CPI January 2023 at 6.4%, core inflation up: live updates
Inflation eased for the seventh straight month in January as annual inflation in goods and services prices slowed to 6.4%, helped by lower used car costs.
However, compared to December, inflation rose 0.5% from 0.1% last month, driven by housing costs.
The data comes after last month’s surprise jobs report showed employers hired 517,000 new workers, far exceeding economists’ expectations.
Americans have been grappling with high prices for over a year, causing the real value of their income to fall despite historic wage increases. High inflation has also increased the risk of a recession.
The report “underscores the challenges facing the Fed,” said John Leer, chief economist at Morning Consult. “Inflation may have peaked, but it’s showing no signs of a quick return” to the Fed’s 2% inflation target, he said.
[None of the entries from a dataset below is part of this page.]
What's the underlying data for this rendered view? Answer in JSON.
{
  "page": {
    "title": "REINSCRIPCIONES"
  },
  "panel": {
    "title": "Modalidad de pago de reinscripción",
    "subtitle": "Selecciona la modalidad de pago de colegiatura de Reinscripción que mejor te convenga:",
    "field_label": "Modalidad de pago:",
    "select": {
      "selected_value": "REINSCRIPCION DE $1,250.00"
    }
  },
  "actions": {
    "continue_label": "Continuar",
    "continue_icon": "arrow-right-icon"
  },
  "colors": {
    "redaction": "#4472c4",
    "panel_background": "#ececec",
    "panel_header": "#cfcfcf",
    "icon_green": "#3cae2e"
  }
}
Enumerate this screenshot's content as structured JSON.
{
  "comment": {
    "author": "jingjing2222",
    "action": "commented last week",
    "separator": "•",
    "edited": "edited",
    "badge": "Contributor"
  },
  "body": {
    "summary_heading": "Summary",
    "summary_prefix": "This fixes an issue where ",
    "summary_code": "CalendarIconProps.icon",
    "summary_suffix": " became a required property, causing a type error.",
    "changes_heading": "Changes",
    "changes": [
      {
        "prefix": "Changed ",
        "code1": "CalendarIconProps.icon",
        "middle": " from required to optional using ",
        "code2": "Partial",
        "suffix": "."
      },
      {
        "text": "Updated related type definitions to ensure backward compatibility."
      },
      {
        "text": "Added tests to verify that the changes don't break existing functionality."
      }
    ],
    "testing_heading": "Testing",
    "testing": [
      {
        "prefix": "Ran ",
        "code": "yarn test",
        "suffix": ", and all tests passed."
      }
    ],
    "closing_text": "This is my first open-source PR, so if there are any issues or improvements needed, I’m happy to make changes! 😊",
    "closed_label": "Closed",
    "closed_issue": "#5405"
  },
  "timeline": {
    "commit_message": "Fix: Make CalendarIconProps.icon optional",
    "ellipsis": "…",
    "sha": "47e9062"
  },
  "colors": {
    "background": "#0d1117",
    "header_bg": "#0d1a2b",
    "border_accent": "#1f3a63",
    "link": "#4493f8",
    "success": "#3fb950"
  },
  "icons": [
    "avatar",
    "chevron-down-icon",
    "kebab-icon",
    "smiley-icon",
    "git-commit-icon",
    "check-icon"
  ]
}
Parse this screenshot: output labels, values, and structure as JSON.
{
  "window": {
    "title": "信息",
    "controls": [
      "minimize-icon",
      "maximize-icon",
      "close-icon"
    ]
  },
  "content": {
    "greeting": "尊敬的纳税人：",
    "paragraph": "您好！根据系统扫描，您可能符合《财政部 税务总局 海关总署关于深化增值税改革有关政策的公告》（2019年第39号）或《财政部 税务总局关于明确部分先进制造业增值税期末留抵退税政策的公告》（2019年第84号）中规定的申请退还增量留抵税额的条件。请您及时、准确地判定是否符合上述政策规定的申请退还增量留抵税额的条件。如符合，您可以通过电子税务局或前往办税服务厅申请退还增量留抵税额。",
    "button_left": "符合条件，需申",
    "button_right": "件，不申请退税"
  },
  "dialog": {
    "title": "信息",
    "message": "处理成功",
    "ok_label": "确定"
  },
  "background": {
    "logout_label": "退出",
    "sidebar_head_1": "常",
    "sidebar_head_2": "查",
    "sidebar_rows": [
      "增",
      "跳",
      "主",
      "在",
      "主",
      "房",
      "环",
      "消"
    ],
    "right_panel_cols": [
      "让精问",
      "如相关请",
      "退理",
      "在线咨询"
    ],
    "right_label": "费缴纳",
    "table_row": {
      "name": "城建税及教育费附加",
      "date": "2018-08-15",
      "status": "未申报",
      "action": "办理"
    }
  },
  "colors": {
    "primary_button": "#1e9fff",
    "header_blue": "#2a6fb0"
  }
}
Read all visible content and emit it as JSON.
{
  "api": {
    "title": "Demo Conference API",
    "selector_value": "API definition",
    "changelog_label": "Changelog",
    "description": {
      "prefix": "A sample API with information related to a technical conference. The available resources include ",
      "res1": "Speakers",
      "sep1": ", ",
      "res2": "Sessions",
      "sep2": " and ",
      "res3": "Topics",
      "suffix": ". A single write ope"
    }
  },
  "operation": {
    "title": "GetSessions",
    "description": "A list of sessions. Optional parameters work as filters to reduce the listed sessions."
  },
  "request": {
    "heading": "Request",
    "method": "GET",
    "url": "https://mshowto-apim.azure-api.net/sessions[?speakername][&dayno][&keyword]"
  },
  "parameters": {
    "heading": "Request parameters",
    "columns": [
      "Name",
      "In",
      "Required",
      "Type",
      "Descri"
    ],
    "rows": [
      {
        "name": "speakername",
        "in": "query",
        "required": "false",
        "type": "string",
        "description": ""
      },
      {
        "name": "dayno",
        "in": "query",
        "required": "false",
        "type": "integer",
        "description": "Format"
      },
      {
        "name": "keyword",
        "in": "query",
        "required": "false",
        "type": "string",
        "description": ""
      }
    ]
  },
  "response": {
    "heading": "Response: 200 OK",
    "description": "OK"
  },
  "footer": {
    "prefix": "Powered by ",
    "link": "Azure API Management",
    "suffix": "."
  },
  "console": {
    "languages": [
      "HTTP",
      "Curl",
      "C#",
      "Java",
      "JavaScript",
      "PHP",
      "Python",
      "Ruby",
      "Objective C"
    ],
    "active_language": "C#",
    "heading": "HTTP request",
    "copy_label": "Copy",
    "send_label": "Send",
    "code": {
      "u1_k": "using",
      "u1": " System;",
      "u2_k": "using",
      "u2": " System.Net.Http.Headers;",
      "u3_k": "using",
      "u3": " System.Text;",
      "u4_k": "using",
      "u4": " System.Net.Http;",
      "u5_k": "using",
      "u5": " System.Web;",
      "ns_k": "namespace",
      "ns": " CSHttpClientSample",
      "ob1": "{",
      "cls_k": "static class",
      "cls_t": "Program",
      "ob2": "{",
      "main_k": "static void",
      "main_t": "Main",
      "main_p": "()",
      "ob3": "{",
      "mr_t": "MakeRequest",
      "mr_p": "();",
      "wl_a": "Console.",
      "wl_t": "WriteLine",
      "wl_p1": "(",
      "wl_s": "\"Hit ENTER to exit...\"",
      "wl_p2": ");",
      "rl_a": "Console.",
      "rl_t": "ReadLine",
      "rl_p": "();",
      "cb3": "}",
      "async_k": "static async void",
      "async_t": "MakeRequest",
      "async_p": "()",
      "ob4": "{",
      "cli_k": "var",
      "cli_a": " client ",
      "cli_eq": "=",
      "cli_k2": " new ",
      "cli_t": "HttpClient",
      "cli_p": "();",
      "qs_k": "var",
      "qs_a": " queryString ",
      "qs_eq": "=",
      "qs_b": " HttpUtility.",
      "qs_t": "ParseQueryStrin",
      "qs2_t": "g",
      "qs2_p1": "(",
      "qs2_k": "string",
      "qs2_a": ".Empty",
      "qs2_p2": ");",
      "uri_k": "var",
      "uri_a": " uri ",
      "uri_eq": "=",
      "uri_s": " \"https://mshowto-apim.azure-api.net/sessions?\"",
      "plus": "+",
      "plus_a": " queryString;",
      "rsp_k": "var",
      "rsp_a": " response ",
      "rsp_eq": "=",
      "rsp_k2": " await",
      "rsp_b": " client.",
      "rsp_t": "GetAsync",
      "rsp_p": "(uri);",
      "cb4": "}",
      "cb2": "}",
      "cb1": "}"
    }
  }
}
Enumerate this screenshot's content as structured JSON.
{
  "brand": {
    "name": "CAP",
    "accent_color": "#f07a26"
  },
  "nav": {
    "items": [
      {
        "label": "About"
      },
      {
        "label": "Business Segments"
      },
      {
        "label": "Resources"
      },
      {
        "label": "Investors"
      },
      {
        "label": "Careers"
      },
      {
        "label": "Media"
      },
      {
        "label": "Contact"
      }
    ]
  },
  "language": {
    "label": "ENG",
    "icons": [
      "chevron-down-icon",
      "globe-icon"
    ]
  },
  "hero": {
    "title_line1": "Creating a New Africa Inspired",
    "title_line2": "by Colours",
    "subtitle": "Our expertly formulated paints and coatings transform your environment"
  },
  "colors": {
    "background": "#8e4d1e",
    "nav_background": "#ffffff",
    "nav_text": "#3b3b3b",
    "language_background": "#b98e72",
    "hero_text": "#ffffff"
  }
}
To get there, the Fed will likely have to raise rates higher and for longer than many expected.
The core CPI, a measure of inflation that excludes volatile food and energy prices, rose 0.4% last month from December’s 0.3% rise. This put the annual core CPI inflation rate at 5.6%.
Housing costs drove up inflation
Rising housing costs were the biggest factor behind rising inflation last month and yes, they accounted for half of the 0.5% monthly price hike and 60% of the 6.4% annual inflation rate, the Labor Department said. The cost of accommodation increased by 0.7% in the last month, up 7.9% from a year ago.
“Shelter’s contribution to inflation is likely to slow in the coming months,” said Leer.
Inflation may have peaked, but there is no sign of a quick return to the Fed’s long-term target of 2 percent. Shelter’s contribution to inflation is likely to slow in the coming months, but upside risks to durable goods prices remain. Despite all the challenges facing US consumers, demand remains too strong relative to supply. The fight against inflation is far from over.”
What’s different about the January CPI?
New changes went into effect last month to adapt to changing consumption patterns. CPI accounts for price increases for more than 200 categories and the portion of the typical American budget that they consume.
This is done so that the overall CPI reflects the proportional price changes that consumers are experiencing. Disregarding consumer budgets, the 70 percent increase in the price of a carton of eggs a year ago could disproportionately skew the overall inflation data.
‘E-sorry, this box is how much?’:That’s why egg prices are rising in the US
The Fed’s next move:According to Powell, the strong jobs report shows that more rate hikes from the Fed may be needed to bring down inflation
Ahead of the January CPI release, the Bureau of Labor Statistics released new weights for certain categories, a process it goes through every two years. In the future, the weights will be updated every year.
With the new changes, housing accounts for 44.4% of the CPI, up from 42.4%. This reflects an increase in the weighting of accommodation from 33.3% to 34.4% and rent, also known as Owners’ Equivalent Rent (OER), which has increased from 24.3% to 25.4%.
“Right now, OERs are still hot, so a higher weighting is likely to keep core CPI under upward pressure near-term,” said Jim Reid, economist at Deutsche Bank.
Meanwhile, the weighting of food fell to 13.5% from 13.9%.
Stock Market Futures
Shares were little changed after the report was released. Futures traded for the Dow Jones Industrial Average are up slightly.
What January Inflation Data Means for the Fed
Although the Federal Reserve has another month to go, Tuesday’s CPI report coupled with the latest jobs report is likely to prompt the Fed to hike interest rates by 25 basis points for the second time this year.
The report is unlikely to give the Fed enough confidence that inflation will ease further on its own to stop raising interest rates.
10 years treasury
Yields on 10-year Treasury bills rose after the report was released. They are trading above 3.7%, near the month’s highs.